Citizen Power Initiatives for China, a nonprofit organization dedicated to advancing democracy in China, along with six anonymous WeChat users residing in California, allege that Tencent's practices violate several statutory provisions and constitutional rights. According to the complaint, WeChat holds an "effective monopoly" on electronic communication within the Chinese-speaking world. The plaintiffs claim that Tencent turns over private user data to the Chinese government, enabling surveillance and censorship that leads to unfavorable content being removed and accounts being blocked. They further allege that users are sometimes investigated, detained, and punished by the Chinese government due to intercepted communications.
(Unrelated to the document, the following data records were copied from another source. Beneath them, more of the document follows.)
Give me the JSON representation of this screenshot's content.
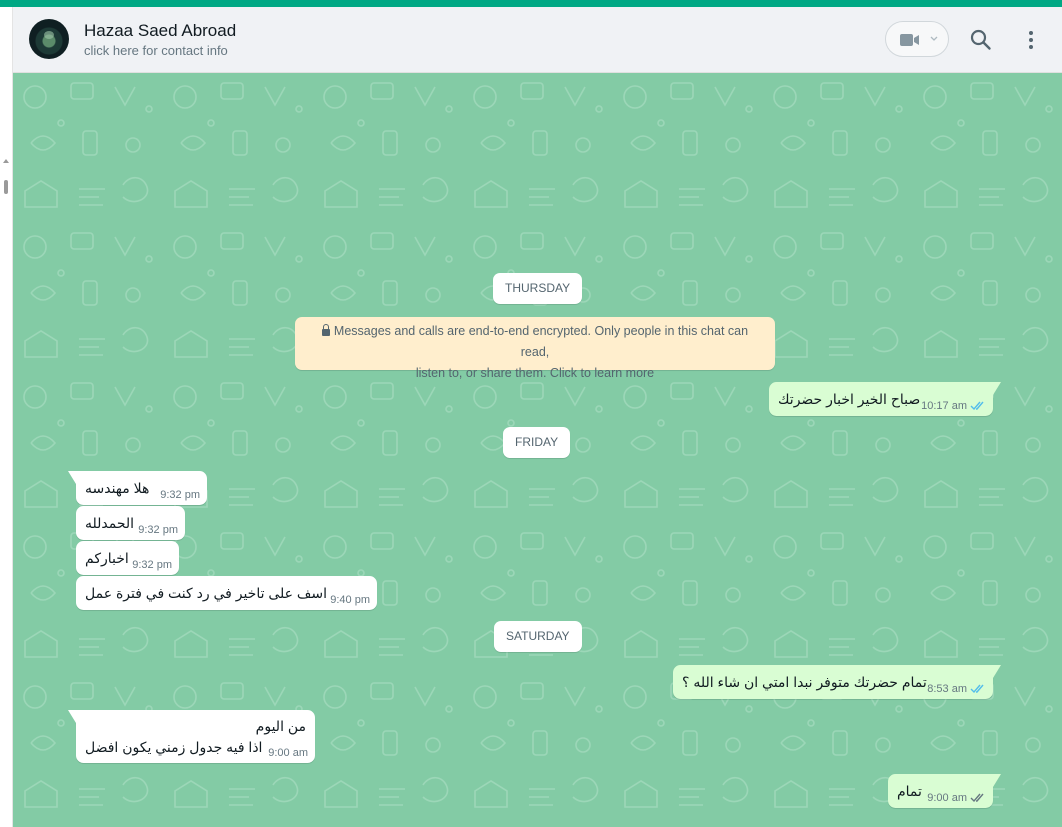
{
  "contact": {
    "name": "Hazaa Saed Abroad",
    "subtitle": "click here for contact info"
  },
  "colors": {
    "accent": "#00a884",
    "chat_bg": "#83cba5",
    "incoming": "#ffffff",
    "outgoing": "#d9fdd3",
    "system_notice": "#ffeecd",
    "read_tick": "#53bdeb"
  },
  "icons": {
    "video": "video-camera-icon",
    "search": "search-icon",
    "menu": "kebab-menu-icon",
    "lock": "lock-icon",
    "tick": "double-check-icon"
  },
  "days": {
    "thursday": "THURSDAY",
    "friday": "FRIDAY",
    "saturday": "SATURDAY"
  },
  "encryption_notice": {
    "line1": "Messages and calls are end-to-end encrypted. Only people in this chat can read,",
    "line2": "listen to, or share them. Click to learn more"
  },
  "messages": [
    {
      "text": "صباح الخير اخبار حضرتك",
      "time": "10:17 am",
      "status": "read"
    },
    {
      "text": "هلا مهندسه",
      "time": "9:32 pm"
    },
    {
      "text": "الحمدلله",
      "time": "9:32 pm"
    },
    {
      "text": "اخباركم",
      "time": "9:32 pm"
    },
    {
      "text": "اسف على تاخير في رد كنت في فترة عمل",
      "time": "9:40 pm"
    },
    {
      "text": "تمام حضرتك متوفر نبدا امتي ان شاء الله ؟",
      "time": "8:53 am",
      "status": "read"
    },
    {
      "line1": "من اليوم",
      "line2": "اذا فيه جدول زمني يكون افضل",
      "time": "9:00 am"
    },
    {
      "text": "تمام",
      "time": "9:00 am",
      "status": "delivered"
    }
  ]
}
The plaintiffs categorize Tencent's unlawful conduct into two main areas: "challenged practices" that profit from politically motivated censorship and surveillance favoring the Chinese Communist Party (CCP), and "challenged provisions" in Tencent’s terms of service and privacy policy which they describe as oppressive and incoherent. The complaint quotes various sections from Tencent's written policies including their online “WeChat Help Center,” privacy policy, and terms of service from 2018. These policies are said to be vague and ambiguous, leaving California WeChat users unclear about their privacy rights.
The plaintiffs seek certification of a class of California-based WeChat users and bring forth eleven causes of action. They request a declaratory judgment deeming the challenged provisions unlawful, injunctive relief to prevent user data from being used for censorship or surveillance improvements by WeChat, and any other relief deemed proper by the court.
Tencent responded by moving to compel arbitration based on an arbitration clause included in its 2018 terms of service. However, none of the plaintiffs had expressly agreed to this clause since they created their accounts before its inclusion. Despite this lack of explicit consent, Tencent argued that continued use of WeChat constituted assent to be bound by revised terms under equitable estoppel principles because the claims were intertwined with those terms.
The trial court initially denied Tencent’s motion to compel arbitration but upon appeal (case No. H049519), it was determined that plaintiffs are equitably estopped from contesting assent due to their reliance on parts of the 2018 terms for their claims. Consequently, this order was reversed with instructions for further proceedings regarding arbitrability issues such as unconscionability and public injunctive relief under McGill v. Citibank.
The second appeal (case No H049717) concerning another motion invoking earlier terms requiring arbitration before Hong Kong International Arbitration Centre was dismissed as moot following this decision.
Grover acting as Presiding Judge alongside Judges Lie and Bromberg overseeing case numbers H049519 and H049717.